Sa vie n’a plus été la même après l’évènement survenu sur le chemin de l’Aéroport, rappelle le magistrat dans son jugement de 70 pages.

« [Mme] Alain doit maintenant vivre et composer avec des douleurs neuropathiques chroniques – entre autres, des sensations de brûlure –, lesquelles sont difficiles à contenir, même pour des professionnels chevronnés en cette matière, qui, inévitablement, l’affaiblissent, la perturbent et, par voie de conséquence, limitent grandement l’ensemble de ses activités, incluant sa capacité d’exercer un travail. »

« Jusque-là, les demandeurs, mariés depuis plus de 30 ans et parents de deux enfants, amoureux, unis, complices et heureux dans la vie, partageaient leurs passions du travail et de leurs nombreuses activités sociales, sportives et de loisirs de toutes sortes », poursuit le juge.

Responsablité

Le tribunal a rejeté les arguments de la Ville qui alléguait ignorer que les chiens de Barnes étaient agressifs et dangereux.

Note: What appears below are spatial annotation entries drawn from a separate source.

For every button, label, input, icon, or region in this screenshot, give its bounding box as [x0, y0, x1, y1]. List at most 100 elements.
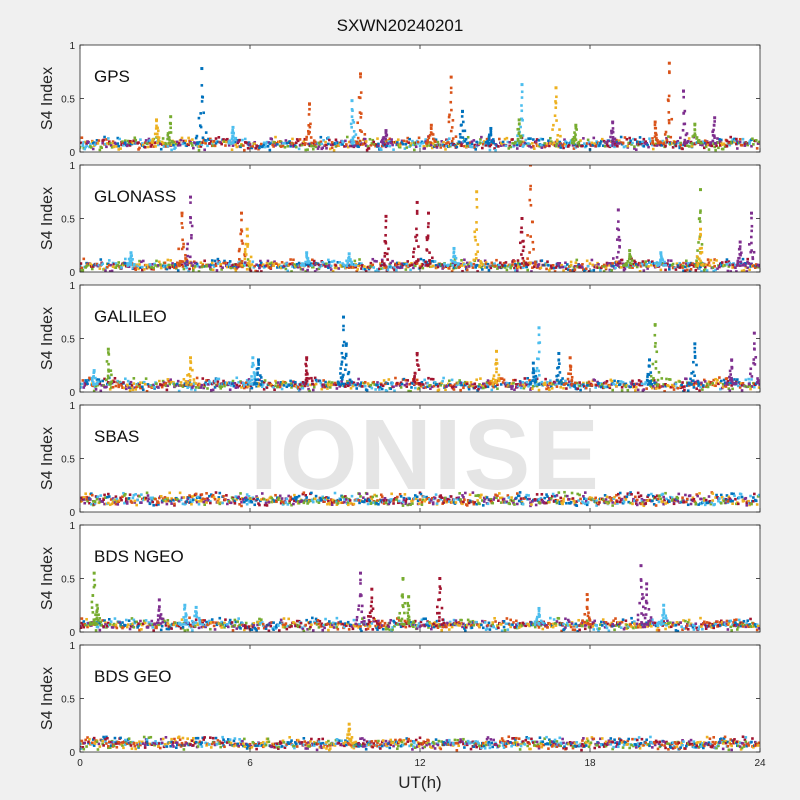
- data-point: [639, 265, 643, 268]
- data-point: [557, 358, 561, 362]
- data-point: [418, 264, 422, 268]
- data-point: [196, 495, 200, 499]
- data-point: [521, 266, 525, 269]
- data-point: [678, 261, 682, 265]
- data-point: [114, 266, 118, 269]
- data-point: [459, 136, 462, 139]
- data-point: [289, 379, 292, 383]
- data-point: [534, 379, 537, 383]
- data-point: [377, 385, 380, 389]
- data-point: [244, 253, 248, 256]
- data-point: [647, 259, 650, 262]
- data-point: [610, 379, 614, 383]
- data-point: [340, 351, 344, 355]
- data-point: [406, 503, 410, 507]
- data-point: [186, 242, 189, 246]
- data-point: [351, 384, 355, 388]
- peak-point: [251, 356, 255, 360]
- data-point: [319, 135, 323, 139]
- data-point: [375, 502, 378, 505]
- data-point: [476, 264, 479, 267]
- data-point: [381, 384, 385, 388]
- data-point: [570, 491, 574, 495]
- data-point: [293, 263, 296, 266]
- data-point: [513, 143, 516, 147]
- data-point: [582, 501, 585, 505]
- data-point: [388, 137, 392, 141]
- data-point: [646, 375, 649, 378]
- data-point: [650, 385, 653, 388]
- data-point: [92, 383, 95, 386]
- data-point: [431, 377, 435, 381]
- data-point: [511, 142, 514, 145]
- data-point: [278, 383, 282, 387]
- data-point: [501, 264, 505, 268]
- data-point: [280, 260, 284, 264]
- data-point: [413, 261, 417, 265]
- data-point: [594, 500, 597, 504]
- data-point: [174, 146, 177, 149]
- data-point: [212, 139, 216, 143]
- data-point: [257, 360, 260, 364]
- data-point: [264, 501, 268, 505]
- data-point: [578, 493, 581, 497]
- data-point: [234, 263, 238, 266]
- data-point: [536, 144, 540, 148]
- data-point: [520, 90, 524, 94]
- data-point: [430, 498, 433, 502]
- data-point: [525, 493, 529, 497]
- data-point: [498, 266, 501, 269]
- data-point: [191, 495, 194, 498]
- data-point: [225, 140, 228, 144]
- data-point: [373, 383, 376, 386]
- data-point: [515, 383, 518, 386]
- data-point: [279, 266, 283, 270]
- data-point: [620, 389, 624, 392]
- data-point: [749, 384, 752, 388]
- data-point: [731, 266, 734, 269]
- data-point: [528, 379, 531, 382]
- data-point: [614, 141, 617, 145]
- data-point: [251, 496, 255, 500]
- data-point: [136, 498, 139, 502]
- data-point: [628, 254, 632, 258]
- data-point: [555, 142, 559, 146]
- data-point: [526, 268, 529, 272]
- data-point: [597, 263, 600, 266]
- data-point: [330, 146, 334, 149]
- data-point: [162, 381, 166, 384]
- data-point: [717, 146, 720, 150]
- data-point: [110, 502, 114, 506]
- data-point: [532, 144, 535, 148]
- data-point: [347, 255, 351, 259]
- data-point: [451, 119, 455, 122]
- data-point: [275, 500, 278, 504]
- data-point: [375, 494, 378, 498]
- data-point: [157, 139, 160, 142]
- data-point: [253, 264, 257, 268]
- data-point: [700, 381, 703, 385]
- data-point: [205, 379, 208, 382]
- data-point: [702, 268, 706, 272]
- data-point: [493, 496, 496, 499]
- data-point: [262, 380, 266, 384]
- data-point: [573, 135, 577, 139]
- data-point: [433, 260, 437, 263]
- data-point: [201, 136, 205, 140]
- data-point: [562, 383, 566, 386]
- data-point: [143, 141, 147, 144]
- data-point: [221, 266, 224, 269]
- data-point: [494, 148, 497, 152]
- data-point: [575, 258, 579, 262]
- data-point: [304, 494, 308, 497]
- data-point: [128, 263, 131, 266]
- data-point: [441, 379, 444, 383]
- data-point: [703, 139, 707, 143]
- data-point: [243, 257, 247, 261]
- data-point: [715, 381, 718, 385]
- data-point: [202, 138, 206, 142]
- data-point: [666, 140, 669, 144]
- data-point: [253, 381, 257, 384]
- data-point: [324, 265, 327, 268]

La poursuite, menée par MJonathan Gottlieb, a prouvé que de nombreux incidents impliquant ces animaux et survenus avant mars 2019 auraient dû inciter la municipalité à agir.

Dominique Alain a dû subir de nombreuses interventions chirurgicales et plusieurs heures de thérapie et de réadaptation, les chiens ayant arraché les muscles de ses mollets, chevilles et triceps. (archives la tribune/archives la tribune)

Deux d’entre eux impliquaient d’ailleurs la conjointe du directeur des travaux publics et des services de sécurité publique de la municipalité.

Un autre a concerné directement un conseiller municipal, Jason Ball.

« Potton, qui avait justement dans le passé adopté un règlement dont plusieurs de ses dispositions visaient la sécurité du public en lien avec des animaux dangereux, se devait d’intervenir auprès des chiens de Barnes, et, au minimum, procéder à leur évaluation comportementale », écrit le juge Provencher.

Son « inertie […] n’est pas un comportement acceptable, encore moins celui d’une municipalité locale prudente, diligente et raisonnable, à qui incombe la responsabilité de voir à assurer la protection du public, et qui, de surcroît, possède l’outil pour le faire – son Règlement concernant les animaux ».

« La preuve révèle une culture du laisser-aller total [à Potton], où tous se permettent ce qu’ils estiment le mieux pour leur animal de compagnie. »

MFrançois Barré représentait la Ville de Potton.